Gün batımına çeviriyorum yüzümü.
Güneş dağların ardında bulutlara kızıl mavi renk vermeye başlamış. Sis ormanın içindeki köyün üzerine çökmüş oradan gökyüzüne doğru seyrelerek uzanıyor. Ardımdan bir çıtırtı geliyor. Ürpererek öküz mü geldi yoksa diye düşünüyorum, çıt yok. O kadar aklı ne arar da sessizce gelecek diyorum içimden . Nefesim tıkanıyor. Kendi nefesimde boğulacak gibi oluyorum.
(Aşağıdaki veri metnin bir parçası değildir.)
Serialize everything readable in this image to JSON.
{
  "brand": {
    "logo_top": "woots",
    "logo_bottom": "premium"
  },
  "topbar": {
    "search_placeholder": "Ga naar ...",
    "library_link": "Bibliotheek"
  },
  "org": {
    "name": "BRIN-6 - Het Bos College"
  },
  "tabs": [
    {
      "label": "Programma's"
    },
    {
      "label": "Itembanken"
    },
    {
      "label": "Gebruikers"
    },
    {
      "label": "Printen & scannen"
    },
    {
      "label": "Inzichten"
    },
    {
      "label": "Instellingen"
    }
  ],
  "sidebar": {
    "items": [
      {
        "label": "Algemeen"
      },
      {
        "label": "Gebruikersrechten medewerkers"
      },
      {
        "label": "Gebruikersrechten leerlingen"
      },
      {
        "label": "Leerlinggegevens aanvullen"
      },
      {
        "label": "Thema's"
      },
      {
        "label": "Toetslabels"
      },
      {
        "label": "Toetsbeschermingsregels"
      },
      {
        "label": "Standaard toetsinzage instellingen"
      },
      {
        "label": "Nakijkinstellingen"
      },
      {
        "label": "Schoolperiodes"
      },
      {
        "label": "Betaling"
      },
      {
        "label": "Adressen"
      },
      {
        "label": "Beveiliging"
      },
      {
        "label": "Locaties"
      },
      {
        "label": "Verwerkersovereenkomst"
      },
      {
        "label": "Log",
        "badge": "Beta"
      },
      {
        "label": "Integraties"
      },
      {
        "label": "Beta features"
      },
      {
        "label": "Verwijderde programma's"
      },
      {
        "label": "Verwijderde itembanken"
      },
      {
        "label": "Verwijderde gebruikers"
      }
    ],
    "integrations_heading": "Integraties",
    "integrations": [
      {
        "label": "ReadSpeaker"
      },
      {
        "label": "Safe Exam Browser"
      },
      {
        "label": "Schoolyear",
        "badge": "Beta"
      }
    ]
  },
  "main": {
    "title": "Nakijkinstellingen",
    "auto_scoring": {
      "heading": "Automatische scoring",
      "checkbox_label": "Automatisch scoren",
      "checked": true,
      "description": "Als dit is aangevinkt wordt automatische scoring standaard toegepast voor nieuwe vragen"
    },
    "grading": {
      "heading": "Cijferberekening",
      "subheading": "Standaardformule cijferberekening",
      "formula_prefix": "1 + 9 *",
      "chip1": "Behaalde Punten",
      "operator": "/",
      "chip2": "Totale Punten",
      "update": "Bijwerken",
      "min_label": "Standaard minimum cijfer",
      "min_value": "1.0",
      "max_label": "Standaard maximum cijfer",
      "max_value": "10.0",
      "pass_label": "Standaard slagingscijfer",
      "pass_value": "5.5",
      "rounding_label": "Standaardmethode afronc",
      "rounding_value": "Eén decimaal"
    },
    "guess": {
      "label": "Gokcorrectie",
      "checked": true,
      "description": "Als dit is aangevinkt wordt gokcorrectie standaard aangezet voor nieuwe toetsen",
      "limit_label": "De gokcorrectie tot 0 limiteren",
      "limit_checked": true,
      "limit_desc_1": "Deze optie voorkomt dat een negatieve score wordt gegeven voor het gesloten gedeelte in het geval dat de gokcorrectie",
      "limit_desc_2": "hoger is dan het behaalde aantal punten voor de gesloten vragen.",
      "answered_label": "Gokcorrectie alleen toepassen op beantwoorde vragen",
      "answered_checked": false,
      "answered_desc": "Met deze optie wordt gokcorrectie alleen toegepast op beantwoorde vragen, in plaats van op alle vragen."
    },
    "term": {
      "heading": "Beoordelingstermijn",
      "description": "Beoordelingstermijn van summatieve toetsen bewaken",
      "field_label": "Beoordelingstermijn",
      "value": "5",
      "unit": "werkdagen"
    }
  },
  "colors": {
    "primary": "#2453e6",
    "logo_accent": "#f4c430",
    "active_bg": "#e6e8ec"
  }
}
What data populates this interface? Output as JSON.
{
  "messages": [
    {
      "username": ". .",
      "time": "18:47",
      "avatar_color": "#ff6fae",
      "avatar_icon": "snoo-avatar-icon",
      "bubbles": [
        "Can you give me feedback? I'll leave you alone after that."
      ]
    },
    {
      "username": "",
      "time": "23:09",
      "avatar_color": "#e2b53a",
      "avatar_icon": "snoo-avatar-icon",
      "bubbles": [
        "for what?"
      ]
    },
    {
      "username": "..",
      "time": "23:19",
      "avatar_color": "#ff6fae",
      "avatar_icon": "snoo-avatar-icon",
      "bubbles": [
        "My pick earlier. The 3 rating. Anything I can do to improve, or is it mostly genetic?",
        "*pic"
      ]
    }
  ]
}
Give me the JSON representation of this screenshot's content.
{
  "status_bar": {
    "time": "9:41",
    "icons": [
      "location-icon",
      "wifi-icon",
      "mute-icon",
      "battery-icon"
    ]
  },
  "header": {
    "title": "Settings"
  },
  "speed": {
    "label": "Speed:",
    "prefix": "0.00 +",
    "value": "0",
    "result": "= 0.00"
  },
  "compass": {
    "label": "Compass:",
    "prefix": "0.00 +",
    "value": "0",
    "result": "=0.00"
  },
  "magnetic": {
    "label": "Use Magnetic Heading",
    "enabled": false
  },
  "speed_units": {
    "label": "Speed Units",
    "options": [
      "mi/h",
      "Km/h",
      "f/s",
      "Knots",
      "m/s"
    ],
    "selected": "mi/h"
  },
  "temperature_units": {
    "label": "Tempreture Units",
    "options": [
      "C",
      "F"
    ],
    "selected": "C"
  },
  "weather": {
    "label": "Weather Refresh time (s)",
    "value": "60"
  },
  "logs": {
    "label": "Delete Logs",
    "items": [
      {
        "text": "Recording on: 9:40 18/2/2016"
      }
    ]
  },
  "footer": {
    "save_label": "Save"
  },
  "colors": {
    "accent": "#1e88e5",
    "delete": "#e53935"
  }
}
Arkamdan biri sessizce neden gelsin. Önüm yüksek bir kaya, sol taraf keskin kenarlı kayalık ve aşağıda kızgın bir boğa var . Sağ patika yokuş aşağı yemyeşil çimenliklerden derelerden geçiyor. Yavaşça kalkıp koşmalıyım. Arkaya bakmaya cesaretim yok. Ardına bakarsan ardında bırakamazsın demişti bana birisi. Sorduğumuz sorular gibi, dönüp bakmak bana ne kazandıracak güneş batmak üzere zaten. Ardımdan bir karga havalandı ve ben nehre doğru koşmaya başladım. Saçlarımın rüzgarda savrulması severim. Böyle olsun istedim zaten karga uçup gitmişti bütün o uğursuz çıtırtılarıyla beraber. Ben koşarken patikanın üzerinde bir kaç böcek telef olacak diye tökezleyecek belki düşeceğim .
Çiğdemler, sümbüller, mavi kantaron ve unutma beni çiçekleriyle bezenmiş çimlerin üzerine.